La detención de Heberto Padilla en marzo de 1971, así como el acto público de confesión contrarrevolucionaria y arrepentimiento al que poco después le forzaron -una reedición tropical del terror estalinista- representa acaso el fin de la larga luna de miel que la Revolución Cubana sostuvo con buena parte -no todos- de los más influyentes intelectuales latinoamericanos, estadounidenses y europeos.

De ahí en adelante, como lo sostiene Andrés Ordoñez, se impuso en Cuba “la visión marxista-leninista anclada en el conservadurismo socialista. (…) La renuncia a la diversidad y al análisis crítico amenazó con reducir la cultura como arma de la Revolución a la dimensión de una mera pistola de propaganda”. A partir del caso Padilla, nos dice, “la poderosa estructura de la cultura cubana habría de sufrir un duro golpe y la intolerancia ideológica determinaría la marginación de numerosos creadores e intelectuales, ya fuera por sus reticencias estéticas al canon del realismo socialista, por sus preferencias sexuales, por sus convicciones religiosas, o por las tres cosas”.

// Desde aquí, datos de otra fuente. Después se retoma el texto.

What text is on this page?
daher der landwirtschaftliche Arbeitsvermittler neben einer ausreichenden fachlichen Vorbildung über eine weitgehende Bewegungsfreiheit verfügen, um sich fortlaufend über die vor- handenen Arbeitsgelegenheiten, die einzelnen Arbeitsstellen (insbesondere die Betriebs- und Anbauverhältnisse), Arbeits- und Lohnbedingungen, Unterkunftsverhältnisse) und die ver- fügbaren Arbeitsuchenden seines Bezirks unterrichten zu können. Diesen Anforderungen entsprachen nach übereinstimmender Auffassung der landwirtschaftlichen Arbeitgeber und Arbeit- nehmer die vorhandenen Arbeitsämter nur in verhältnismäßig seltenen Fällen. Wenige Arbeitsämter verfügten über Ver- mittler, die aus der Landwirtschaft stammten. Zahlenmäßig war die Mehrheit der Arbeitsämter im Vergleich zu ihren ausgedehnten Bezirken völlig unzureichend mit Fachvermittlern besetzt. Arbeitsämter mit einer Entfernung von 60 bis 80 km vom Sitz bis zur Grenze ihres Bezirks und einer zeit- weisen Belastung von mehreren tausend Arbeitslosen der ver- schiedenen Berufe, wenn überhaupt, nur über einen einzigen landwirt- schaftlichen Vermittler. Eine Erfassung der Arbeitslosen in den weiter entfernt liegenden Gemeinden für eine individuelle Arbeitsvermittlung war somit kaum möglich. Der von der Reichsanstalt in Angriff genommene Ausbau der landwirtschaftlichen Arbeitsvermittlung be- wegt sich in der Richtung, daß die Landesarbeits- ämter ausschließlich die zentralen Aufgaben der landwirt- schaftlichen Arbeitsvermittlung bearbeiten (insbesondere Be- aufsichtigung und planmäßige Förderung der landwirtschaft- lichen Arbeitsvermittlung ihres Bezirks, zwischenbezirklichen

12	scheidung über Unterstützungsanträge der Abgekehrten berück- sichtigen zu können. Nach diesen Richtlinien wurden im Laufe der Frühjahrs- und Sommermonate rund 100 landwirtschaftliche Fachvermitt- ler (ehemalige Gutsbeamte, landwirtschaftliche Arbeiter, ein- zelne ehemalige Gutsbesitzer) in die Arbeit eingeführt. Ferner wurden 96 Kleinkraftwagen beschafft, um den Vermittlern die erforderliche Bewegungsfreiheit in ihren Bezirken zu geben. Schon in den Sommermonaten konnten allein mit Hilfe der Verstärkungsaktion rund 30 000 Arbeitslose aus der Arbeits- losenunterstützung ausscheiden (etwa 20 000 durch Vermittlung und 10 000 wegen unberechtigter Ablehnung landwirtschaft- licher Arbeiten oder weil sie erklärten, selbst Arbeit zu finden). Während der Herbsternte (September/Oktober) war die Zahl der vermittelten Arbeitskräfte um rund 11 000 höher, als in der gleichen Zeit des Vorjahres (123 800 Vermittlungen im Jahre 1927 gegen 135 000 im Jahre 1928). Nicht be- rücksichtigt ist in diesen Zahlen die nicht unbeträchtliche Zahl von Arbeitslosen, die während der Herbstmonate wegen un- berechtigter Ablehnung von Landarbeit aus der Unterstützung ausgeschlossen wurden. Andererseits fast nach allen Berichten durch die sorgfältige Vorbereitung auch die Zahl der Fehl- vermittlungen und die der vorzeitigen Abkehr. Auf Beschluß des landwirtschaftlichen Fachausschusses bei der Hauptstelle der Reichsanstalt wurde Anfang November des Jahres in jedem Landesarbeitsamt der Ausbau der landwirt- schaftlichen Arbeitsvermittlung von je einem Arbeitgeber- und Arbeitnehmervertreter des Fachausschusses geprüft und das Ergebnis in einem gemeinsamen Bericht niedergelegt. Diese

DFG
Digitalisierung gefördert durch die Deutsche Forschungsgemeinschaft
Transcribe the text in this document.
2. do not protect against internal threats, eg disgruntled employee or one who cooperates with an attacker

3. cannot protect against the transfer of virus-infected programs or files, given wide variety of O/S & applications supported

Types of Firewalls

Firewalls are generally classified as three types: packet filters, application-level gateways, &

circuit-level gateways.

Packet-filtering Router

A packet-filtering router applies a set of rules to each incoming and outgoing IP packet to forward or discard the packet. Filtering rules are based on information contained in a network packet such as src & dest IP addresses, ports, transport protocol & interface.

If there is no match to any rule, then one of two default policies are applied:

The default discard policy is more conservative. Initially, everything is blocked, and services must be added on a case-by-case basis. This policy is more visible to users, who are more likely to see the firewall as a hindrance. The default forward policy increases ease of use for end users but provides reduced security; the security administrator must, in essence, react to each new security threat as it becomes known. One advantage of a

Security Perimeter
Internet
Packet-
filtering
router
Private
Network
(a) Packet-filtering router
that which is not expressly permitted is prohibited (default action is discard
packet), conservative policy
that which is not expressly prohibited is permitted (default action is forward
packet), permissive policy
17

Una vez que se supo de la detención de Padilla un grupo muy amplio de intelectuales de varios países suscribió una carta a Fidel Castro llamándolo a reconsiderar. Escrita en un tono que aún simpatiza en mucho “con los principios y objetivos de la Revolución Cubana”, a nombre de “las fuerzas antimperialistas del mundo entero” para quienes “la revolución cubana representa un símbolo y un estandarte”, extrañaría en la actualidad ver entre los firmantes -como de hecho ocurrió- a Octavio Paz y a Mario Vargas Llosa. Firman también Gabriel García Márquez, Julio Cortázar, Carlos Fuentes, Ítalo Calvino, Simone de Beauvoir, Marguerite Duras, Jean Paul Sartre, Hans Magnus Enzensberger, Alberto Moravia y Juan Goytisolo, entre otros.

Tras el humillante acto de contrición de Padilla, una segunda carta firmada casi por todos los mismos de la anterior endureció el tono condenatorio y a ella se sumaron los mexicanos Carlos Monsiváis, José Emilio Pacheco, Fernando Benítez, José Agustín, Juan Rulfo y José Revueltas, además de Susan Sontag y Pier Paolo Pasolini.

Este recuento, no menos anecdótico que histórico, aparece ampliamente documentado en el capítulo IV del libro de Andrés Ordóñez “El mito y el desencanto. Literatura y poder en la Cuba Revolucionaria” (Ariel, 2022), cuya lectura recomendados ampliamente en ésta y la pasada entrega.